Note that we can rewrite this equation as:

 

ddt(output) = input - K*output

 

or

 

output = int( input - K*output )

 

This is the same equation as the previous model! Apparently, both models are the same! Both models can therefore be described by the dynamic equations:

 

ddt(output) = input - K*output

output = int( input - K*output )

 

We call the first equation the differential form (no integrals). The second equation is called the integral form (no derivatives). In 20-sim, models can be entered in integral form as well as the differential form.

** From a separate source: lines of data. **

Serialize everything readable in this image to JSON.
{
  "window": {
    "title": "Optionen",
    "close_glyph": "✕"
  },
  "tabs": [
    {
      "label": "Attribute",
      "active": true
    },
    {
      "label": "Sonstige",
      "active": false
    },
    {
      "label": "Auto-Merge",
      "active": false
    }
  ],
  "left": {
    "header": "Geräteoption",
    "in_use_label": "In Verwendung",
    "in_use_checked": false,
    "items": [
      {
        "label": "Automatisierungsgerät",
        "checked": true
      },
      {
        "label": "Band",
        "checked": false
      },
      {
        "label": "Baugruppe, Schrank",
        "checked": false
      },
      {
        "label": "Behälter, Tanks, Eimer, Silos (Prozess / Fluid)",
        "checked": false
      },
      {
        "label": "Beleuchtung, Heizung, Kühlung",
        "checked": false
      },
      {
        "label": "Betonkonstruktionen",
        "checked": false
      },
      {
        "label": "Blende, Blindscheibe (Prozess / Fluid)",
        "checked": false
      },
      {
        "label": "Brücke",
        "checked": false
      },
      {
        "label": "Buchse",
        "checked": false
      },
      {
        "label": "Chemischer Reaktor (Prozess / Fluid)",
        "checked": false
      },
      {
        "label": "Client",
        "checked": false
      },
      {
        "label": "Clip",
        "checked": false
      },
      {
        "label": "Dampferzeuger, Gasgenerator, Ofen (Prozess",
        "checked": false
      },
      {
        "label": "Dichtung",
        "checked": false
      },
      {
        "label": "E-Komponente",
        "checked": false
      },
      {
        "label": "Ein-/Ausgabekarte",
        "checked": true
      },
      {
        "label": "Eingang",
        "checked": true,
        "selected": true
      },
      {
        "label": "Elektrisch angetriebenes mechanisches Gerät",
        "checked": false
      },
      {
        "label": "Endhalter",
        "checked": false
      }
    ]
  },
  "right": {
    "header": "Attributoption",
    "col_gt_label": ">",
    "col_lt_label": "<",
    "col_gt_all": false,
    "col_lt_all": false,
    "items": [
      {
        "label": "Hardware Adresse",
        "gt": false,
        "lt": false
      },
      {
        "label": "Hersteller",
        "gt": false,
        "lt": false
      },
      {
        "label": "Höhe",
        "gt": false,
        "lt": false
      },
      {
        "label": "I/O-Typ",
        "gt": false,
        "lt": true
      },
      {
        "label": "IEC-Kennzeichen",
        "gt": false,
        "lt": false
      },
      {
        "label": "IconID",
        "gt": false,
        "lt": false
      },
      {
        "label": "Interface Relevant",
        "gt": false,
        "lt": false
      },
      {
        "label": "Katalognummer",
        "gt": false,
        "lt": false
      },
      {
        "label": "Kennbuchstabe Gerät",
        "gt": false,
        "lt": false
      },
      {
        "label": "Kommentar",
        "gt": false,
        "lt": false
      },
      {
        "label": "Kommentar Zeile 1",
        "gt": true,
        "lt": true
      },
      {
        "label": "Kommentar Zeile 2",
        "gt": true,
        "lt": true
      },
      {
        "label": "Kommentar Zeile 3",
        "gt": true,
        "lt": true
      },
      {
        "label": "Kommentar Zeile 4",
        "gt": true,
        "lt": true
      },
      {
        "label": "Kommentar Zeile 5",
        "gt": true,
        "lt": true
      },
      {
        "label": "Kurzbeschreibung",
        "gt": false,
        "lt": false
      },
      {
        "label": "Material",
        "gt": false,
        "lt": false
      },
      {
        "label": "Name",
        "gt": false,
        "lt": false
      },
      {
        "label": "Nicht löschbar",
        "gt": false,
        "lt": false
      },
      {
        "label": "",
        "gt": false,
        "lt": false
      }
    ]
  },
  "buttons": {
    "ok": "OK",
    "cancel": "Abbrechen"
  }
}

Solving Differential Equations

During compilation, 20-sim will automatically try to rewrite equations into the integral form, since this leads to more efficient simulation. Sometimes an integral form cannot be found. Then algorithms will be applied to solve the differential directly. For example an equation like:

 

output = ddt(sin(a*time))

 

will be replaced by the following equation (applying the chain rule and using the known derivative for the sine function):

 

output = a*cos(a*time)

 

Sometimes a differential cannot be solved directly. Then only the Backward-Differentiation Methods can be used for simulation.

Simulation Code

After compilation simulation code is generated. The equation in integral form:

 

output = int( input - K*output )

 

will be written as:

 

independent state = output

independent rate = input - K*output

 

and can be handled by all integration methods. The equation in differential form:

 

ddt(output) = input - K*output

 

will be written as:

 

dependent rate = input - K*output

dependent state = output

 

and can only be handled by the Backward-Differentiation Methods.